Cruise Controls
Norwegian Cruise Lines will take you from Miami to St. Kitts but not, say, from Seattle to San Francisco. That's because a century-old law prohibits foreign-owned passenger liners from traveling from one American city to another unless they pay a $200-per-passenger fine. (Riverboats that operate along the Mississippi River are exempt from the law.)

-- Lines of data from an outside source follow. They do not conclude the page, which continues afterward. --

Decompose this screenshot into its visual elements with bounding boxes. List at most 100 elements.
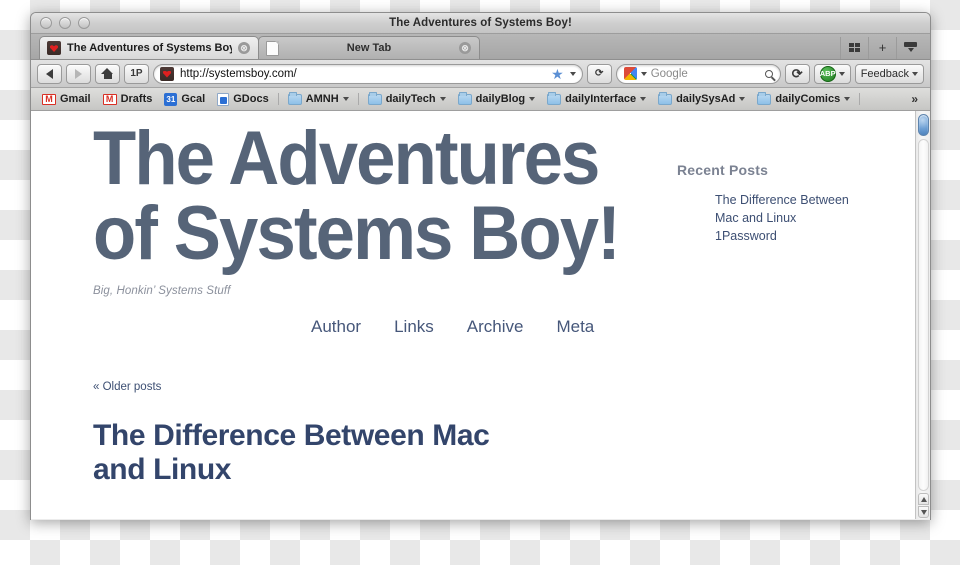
folder-icon [547, 91, 562, 105]
chevron-down-icon[interactable] [844, 97, 851, 101]
feedback-label: Feedback [860, 67, 909, 80]
tab-label: The Adventures of Systems Boy! [67, 42, 232, 54]
sync-icon: ⟳ [791, 65, 803, 81]
post-title[interactable]: The Difference Between Mac and Linux [93, 419, 553, 487]
downloads-button[interactable] [896, 36, 924, 59]
chevron-down-icon[interactable] [912, 71, 918, 76]
back-button[interactable] [37, 63, 62, 84]
list-item[interactable]: The Difference Between Mac and Linux [715, 192, 915, 228]
sync-button[interactable]: ⟳ [784, 63, 810, 84]
bookmark-label: dailyBlog [475, 93, 526, 105]
sidebar: Recent Posts The Difference Between Mac … [663, 111, 915, 519]
download-icon [904, 42, 917, 53]
bookmark-label: dailyInterface [565, 93, 637, 105]
list-all-tabs-button[interactable] [840, 36, 868, 59]
bookmark-star-icon[interactable]: ★ [551, 67, 564, 81]
forward-button[interactable] [66, 63, 91, 84]
bookmark-gdocs[interactable]: GDocs [211, 92, 274, 106]
chevron-down-icon[interactable] [342, 97, 349, 101]
home-icon [101, 68, 114, 79]
folder-icon [757, 91, 772, 105]
site-navigation: Author Links Archive Meta [93, 317, 663, 337]
nav-link-links[interactable]: Links [394, 317, 434, 337]
chevron-down-icon[interactable] [529, 97, 536, 101]
close-icon[interactable]: ⊗ [238, 42, 250, 54]
adblock-icon: ABP [819, 65, 836, 82]
nav-link-author[interactable]: Author [311, 317, 361, 337]
nav-link-meta[interactable]: Meta [556, 317, 594, 337]
folder-icon [367, 91, 382, 105]
search-icon[interactable] [764, 69, 773, 78]
reload-button[interactable]: ⟳ [586, 63, 612, 84]
older-posts-link[interactable]: « Older posts [93, 381, 663, 393]
bookmarks-overflow-button[interactable]: » [904, 92, 925, 106]
bookmark-label: dailyTech [385, 93, 436, 105]
triangle-up-icon [920, 496, 927, 502]
bookmark-label: Gcal [181, 93, 206, 105]
site-title: The Adventures of Systems Boy! [93, 116, 621, 277]
bookmark-label: Drafts [120, 93, 153, 105]
bookmark-folder-dailyblog[interactable]: dailyBlog [452, 91, 542, 105]
chevron-down-icon[interactable] [838, 71, 845, 76]
tab-bar-tools: + [840, 36, 930, 59]
scroll-down-button[interactable] [918, 506, 929, 518]
page-viewport: The Adventures of Systems Boy! Big, Honk… [31, 111, 930, 519]
browser-window: The Adventures of Systems Boy! The Adven… [30, 12, 931, 520]
google-icon [623, 67, 637, 80]
adblock-plus-button[interactable]: ABP [813, 63, 851, 84]
bookmark-label: Gmail [60, 93, 91, 105]
url-bar[interactable]: http://systemsboy.com/ ★ [153, 63, 583, 84]
blank-page-icon [266, 40, 279, 56]
bookmark-gcal[interactable]: 31 Gcal [158, 92, 211, 106]
arrow-right-icon [75, 68, 82, 79]
tab-label: New Tab [346, 42, 392, 54]
bookmark-folder-dailysysad[interactable]: dailySysAd [652, 91, 751, 105]
chevron-down-icon[interactable] [739, 97, 746, 101]
vertical-scrollbar[interactable] [915, 111, 930, 519]
bookmarks-bar: Gmail Drafts 31 Gcal GDocs AMNH dailyTec… [31, 88, 930, 111]
chevron-down-icon[interactable] [640, 97, 647, 101]
search-bar[interactable]: Google [615, 63, 781, 84]
bookmark-folder-dailytech[interactable]: dailyTech [362, 91, 452, 105]
scrollbar-thumb[interactable] [918, 114, 929, 136]
tab-new-tab[interactable]: New Tab ⊗ [258, 36, 480, 59]
bookmark-folder-dailyinterface[interactable]: dailyInterface [541, 91, 652, 105]
nav-link-archive[interactable]: Archive [467, 317, 524, 337]
zoom-window-button[interactable] [78, 17, 90, 29]
window-titlebar: The Adventures of Systems Boy! [31, 13, 930, 34]
traffic-light-buttons [31, 17, 90, 29]
new-tab-button[interactable]: + [868, 36, 896, 59]
arrow-left-icon [46, 68, 53, 79]
onepassword-button[interactable]: 1P [124, 63, 149, 84]
chevron-down-icon[interactable] [640, 71, 647, 76]
separator [277, 93, 279, 105]
bookmark-gmail[interactable]: Gmail [36, 93, 97, 105]
systemsboy-favicon-icon [160, 66, 174, 81]
minimize-window-button[interactable] [59, 17, 71, 29]
calendar-icon: 31 [164, 92, 178, 106]
list-item[interactable]: 1Password [715, 228, 915, 246]
chevron-down-icon[interactable] [439, 97, 446, 101]
close-window-button[interactable] [40, 17, 52, 29]
home-button[interactable] [95, 63, 120, 84]
navigation-toolbar: 1P http://systemsboy.com/ ★ ⟳ Google ⟳ A… [31, 60, 930, 88]
systemsboy-favicon-icon [47, 41, 61, 55]
site-tagline: Big, Honkin’ Systems Stuff [93, 285, 231, 298]
bookmark-label: dailyComics [775, 93, 841, 105]
feedback-button[interactable]: Feedback [854, 63, 924, 84]
bookmark-drafts[interactable]: Drafts [97, 93, 159, 105]
bookmark-label: dailySysAd [676, 93, 736, 105]
search-input[interactable]: Google [651, 68, 761, 80]
chevron-down-icon[interactable] [569, 71, 576, 76]
gmail-icon [42, 93, 56, 105]
scrollbar-track[interactable] [918, 139, 929, 491]
gdocs-icon [217, 92, 230, 106]
gmail-icon [102, 93, 117, 105]
grid-icon [848, 42, 861, 53]
bookmark-folder-dailycomics[interactable]: dailyComics [751, 91, 856, 105]
close-icon[interactable]: ⊗ [459, 42, 471, 54]
bookmark-folder-amnh[interactable]: AMNH [282, 91, 355, 105]
scroll-up-button[interactable] [918, 493, 929, 505]
folder-icon [457, 91, 472, 105]
tab-systemsboy[interactable]: The Adventures of Systems Boy! ⊗ [39, 36, 259, 59]
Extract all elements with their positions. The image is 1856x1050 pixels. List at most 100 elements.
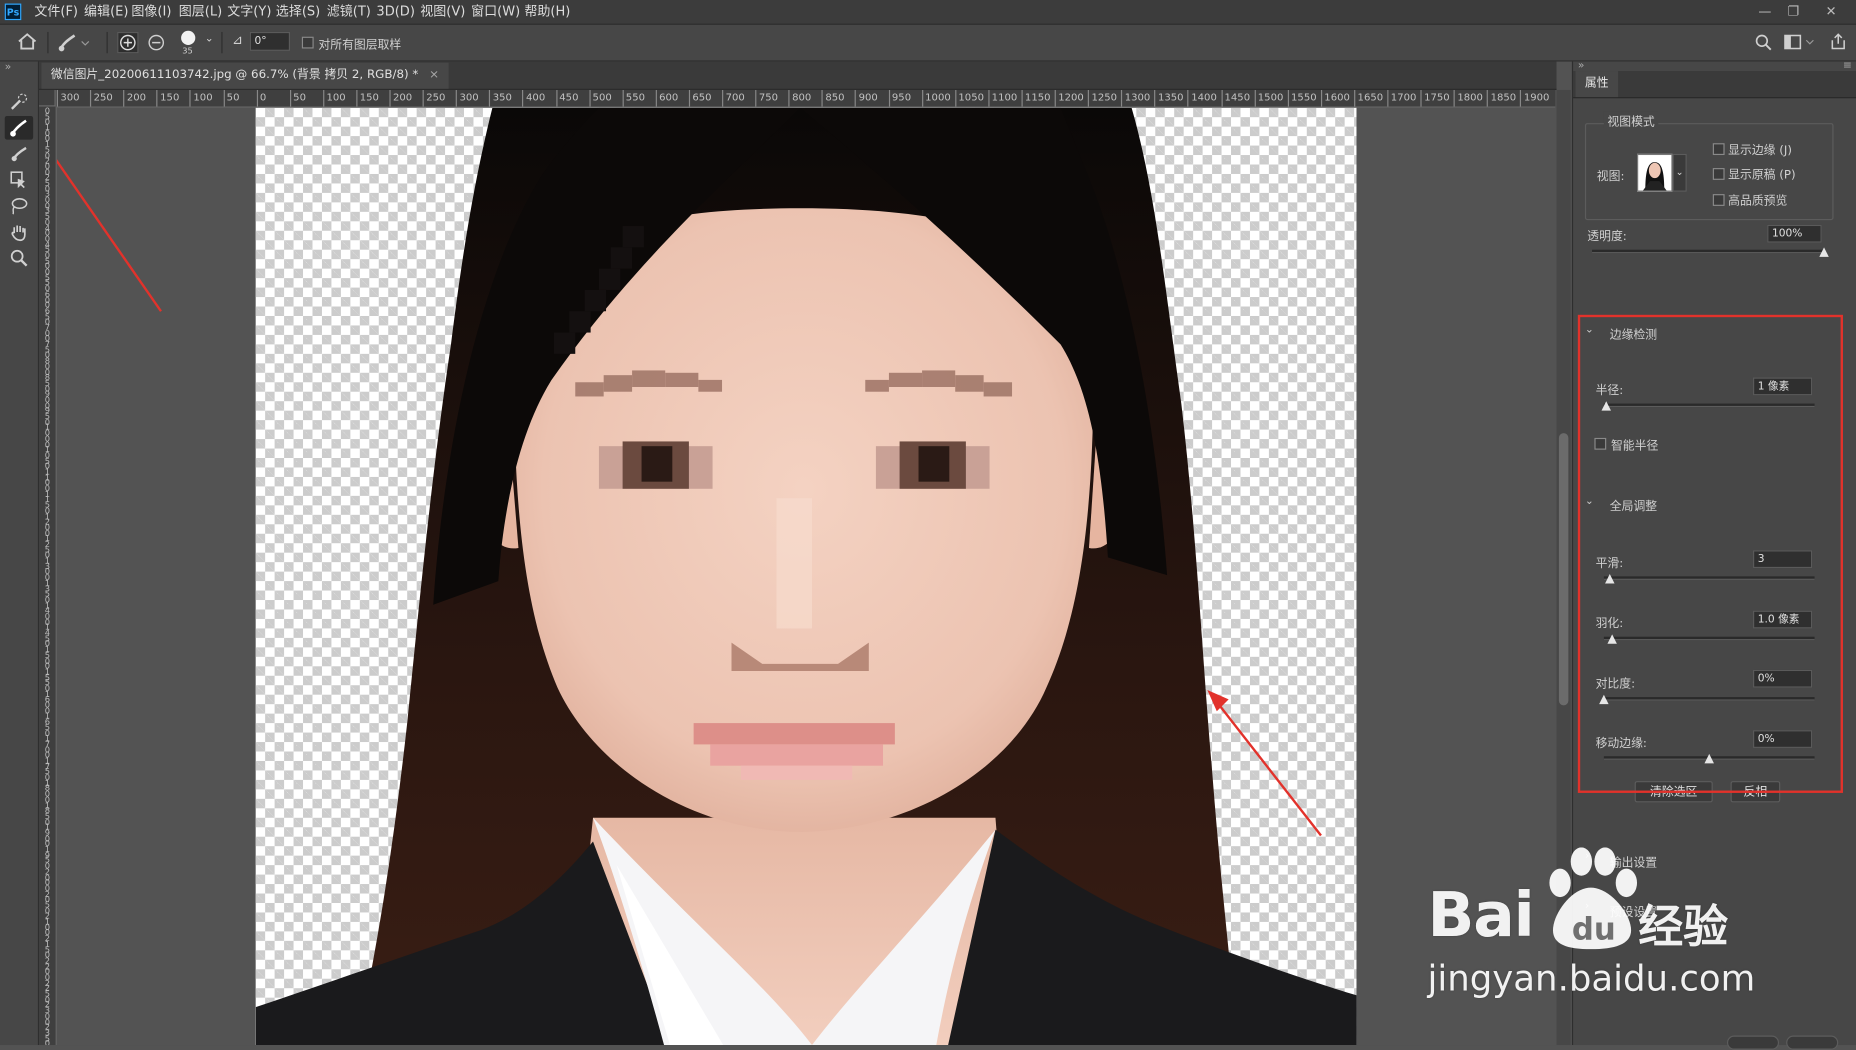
document-tab-bar: 微信图片_20200611103742.jpg @ 66.7% (背景 拷贝 2… bbox=[39, 61, 1557, 90]
document-tab[interactable]: 微信图片_20200611103742.jpg @ 66.7% (背景 拷贝 2… bbox=[41, 62, 449, 89]
menu-3d[interactable]: 3D(D) bbox=[376, 0, 415, 24]
refine-edge-brush-tool-icon[interactable] bbox=[4, 115, 34, 140]
ruler-tick-label: 0 bbox=[44, 1039, 50, 1046]
home-icon[interactable] bbox=[17, 32, 38, 54]
opacity-slider-thumb[interactable] bbox=[1819, 247, 1829, 257]
ruler-tick-label: 1700 bbox=[1387, 89, 1416, 107]
ruler-tick-label: 750 bbox=[755, 89, 778, 107]
ruler-tick-label: 50 bbox=[289, 89, 306, 107]
share-icon[interactable] bbox=[1829, 32, 1848, 54]
opacity-input[interactable]: 100% bbox=[1767, 224, 1822, 243]
ruler-tick-label: 200 bbox=[123, 89, 146, 107]
menu-window[interactable]: 窗口(W) bbox=[471, 0, 520, 24]
zoom-tool-icon[interactable] bbox=[5, 246, 33, 270]
properties-tab-bar: 属性 bbox=[1573, 71, 1856, 99]
close-window-button[interactable]: ✕ bbox=[1818, 0, 1844, 24]
ruler-tick-label: 1000 bbox=[921, 89, 951, 107]
angle-input[interactable]: 0° bbox=[249, 31, 290, 51]
hq-preview-checkbox[interactable] bbox=[1712, 194, 1725, 206]
sample-all-layers-checkbox[interactable] bbox=[301, 36, 314, 49]
subtract-mode-icon[interactable] bbox=[146, 32, 167, 57]
ruler-tick-label: 150 bbox=[356, 89, 379, 107]
ruler-tick-label: 300 bbox=[455, 89, 479, 107]
menu-type[interactable]: 文字(Y) bbox=[227, 0, 271, 24]
ruler-tick-label: 1400 bbox=[1187, 89, 1217, 107]
red-arrow-right bbox=[1211, 695, 1322, 837]
ruler-tick-label: 1550 bbox=[1287, 89, 1317, 107]
brush-tool-icon[interactable] bbox=[5, 142, 33, 166]
tab-properties[interactable]: 属性 bbox=[1575, 71, 1619, 98]
baidu-watermark: Bai du 经验 jingyan.baidu.com bbox=[1420, 838, 1799, 1027]
ruler-tick-label: 250 bbox=[90, 89, 113, 107]
tools-panel: » bbox=[0, 61, 40, 1046]
view-thumbnail[interactable] bbox=[1637, 153, 1673, 192]
ruler-tick-label: 1650 bbox=[1353, 89, 1383, 107]
close-tab-icon[interactable]: × bbox=[429, 69, 439, 82]
ruler-tick-label: 1800 bbox=[1453, 89, 1483, 107]
restore-button[interactable]: ❐ bbox=[1780, 0, 1806, 24]
minimize-button[interactable]: — bbox=[1752, 0, 1778, 24]
ruler-tick-label: 1250 bbox=[1087, 89, 1117, 107]
ruler-tick-label: 100 bbox=[322, 89, 346, 107]
ok-button[interactable] bbox=[1786, 1035, 1839, 1050]
ruler-tick-label: 300 bbox=[56, 89, 80, 107]
show-original-checkbox[interactable] bbox=[1712, 168, 1725, 180]
ruler-tick-label: 50 bbox=[223, 89, 239, 107]
opacity-slider-track[interactable] bbox=[1592, 249, 1825, 254]
canvas-area[interactable] bbox=[56, 107, 1556, 1046]
menu-bar: Ps 文件(F) 编辑(E) 图像(I) 图层(L) 文字(Y) 选择(S) 滤… bbox=[0, 0, 1856, 25]
menu-select[interactable]: 选择(S) bbox=[276, 0, 320, 24]
vertical-ruler: 0501001502002503003504004505005506006507… bbox=[39, 106, 57, 1046]
cancel-button[interactable] bbox=[1726, 1035, 1780, 1050]
ruler-tick-label: 600 bbox=[655, 89, 678, 107]
ruler-tick-label: 1900 bbox=[1520, 89, 1549, 107]
ruler-tick-label: 1750 bbox=[1420, 89, 1450, 107]
ruler-tick-label: 800 bbox=[788, 89, 811, 107]
menu-view[interactable]: 视图(V) bbox=[420, 0, 465, 24]
show-edge-label: 显示边缘 (J) bbox=[1728, 144, 1793, 158]
menu-help[interactable]: 帮助(H) bbox=[524, 0, 570, 24]
menu-edit[interactable]: 编辑(E) bbox=[84, 0, 128, 24]
ruler-tick-label: 950 bbox=[888, 89, 911, 107]
object-selection-tool-icon[interactable] bbox=[5, 168, 33, 192]
menu-layer[interactable]: 图层(L) bbox=[179, 0, 222, 24]
ps-logo-icon: Ps bbox=[4, 3, 22, 21]
collapse-arrows-icon[interactable]: » bbox=[5, 62, 12, 74]
search-icon[interactable] bbox=[1754, 33, 1773, 55]
horizontal-ruler: 300 250 200 150 100 50 0 50 100 150 200 250 300 350 40… bbox=[56, 89, 1556, 108]
scrollbar-thumb[interactable] bbox=[1558, 433, 1569, 706]
angle-icon: ⊿ bbox=[231, 31, 243, 48]
ruler-tick-label: 1850 bbox=[1487, 89, 1516, 107]
menu-image[interactable]: 图像(I) bbox=[131, 0, 171, 24]
show-edge-checkbox[interactable] bbox=[1712, 143, 1725, 156]
add-mode-icon[interactable] bbox=[117, 31, 139, 57]
chevron-down-icon[interactable]: ⌄ bbox=[205, 33, 214, 45]
ruler-tick-label: 200 bbox=[389, 89, 412, 107]
ruler-origin[interactable] bbox=[39, 89, 56, 107]
watermark-brand: Bai bbox=[1427, 880, 1535, 952]
opacity-label: 透明度: bbox=[1587, 230, 1627, 244]
ruler-tick-label: 1500 bbox=[1254, 89, 1283, 107]
ruler-tick-label: 1150 bbox=[1021, 89, 1051, 107]
refine-brush-preset-icon[interactable] bbox=[57, 32, 90, 57]
ruler-tick-label: 1300 bbox=[1121, 89, 1150, 107]
workspace-icon[interactable] bbox=[1784, 33, 1817, 55]
red-arrow-left bbox=[56, 158, 162, 312]
menu-file[interactable]: 文件(F) bbox=[34, 0, 78, 24]
ruler-tick-label: 400 bbox=[522, 89, 545, 107]
menu-filter[interactable]: 滤镜(T) bbox=[327, 0, 371, 24]
chevron-down-icon[interactable]: ⌄ bbox=[1672, 153, 1687, 192]
ruler-tick-label: 1200 bbox=[1054, 89, 1084, 107]
ruler-tick-label: 1450 bbox=[1220, 89, 1250, 107]
sample-all-layers-label: 对所有图层取样 bbox=[318, 39, 402, 53]
quick-selection-tool-icon[interactable] bbox=[5, 90, 33, 114]
watermark-suffix: 经验 bbox=[1638, 900, 1729, 953]
watermark-url: jingyan.baidu.com bbox=[1427, 958, 1756, 1001]
annotation-overlay bbox=[56, 158, 1322, 837]
options-bar: 35 ⌄ ⊿ 0° 对所有图层取样 bbox=[0, 24, 1856, 62]
lasso-tool-icon[interactable] bbox=[5, 194, 33, 218]
ruler-tick-label: 150 bbox=[156, 89, 179, 107]
hand-tool-icon[interactable] bbox=[5, 220, 33, 244]
ruler-tick-label: 650 bbox=[688, 89, 712, 107]
ruler-tick-label: 500 bbox=[588, 89, 612, 107]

Some members of Congress would like to change the 1886 Passenger Services Act, which was originally intended to keep Canadian shippers from dominating business along the Great Lakes. Sen. Strom Thurmond (R-S.C.) is the principal sponsor of the Cruise Tourism Act of 1997 (S. 803), which he believes would help Charleston compensate for jobs lost from the closing of the city's naval base. Elected officials from other port cities, led by San Francisco Mayor Willie Brown, along with businesses that benefit from tourism, have lined up behind the changes.
And for good reason: A study prepared for the California Department of Commerce suggests that U.S. port cities lose as much as $1 billion a year in business from potential cruise takers. Since 1980 the passenger cruise industry has expanded by nearly 8 percent a year, with even faster growth coming from the short two-to-three-day hops that would be ideal for trips between, say, Baltimore and New Orleans or Seattle and Anchorage.
Even though the last domestic ocean liner was built in 1951, maritime unions claim that relaxing the restrictions would stifle a revival of the domestic ocean liner industry. Unions are instead calling for Congress to directly subsidize potential builders of cruise ships, each of which costs around $350 million.
The Maritime Trades Department of the AFL-CIO has been strong-arming Democratic legislators who might otherwise be sympathetic to reforms. For instance, during Senate hearings, South Carolina's Fritz Hollings, a Charleston native, brazenly suggested to Thurmond's subcommittee that permitting foreign cruise liners to more easily service domestic ports would somehow compromise passenger safety.
The full Senate may consider the bill before the end of 1997.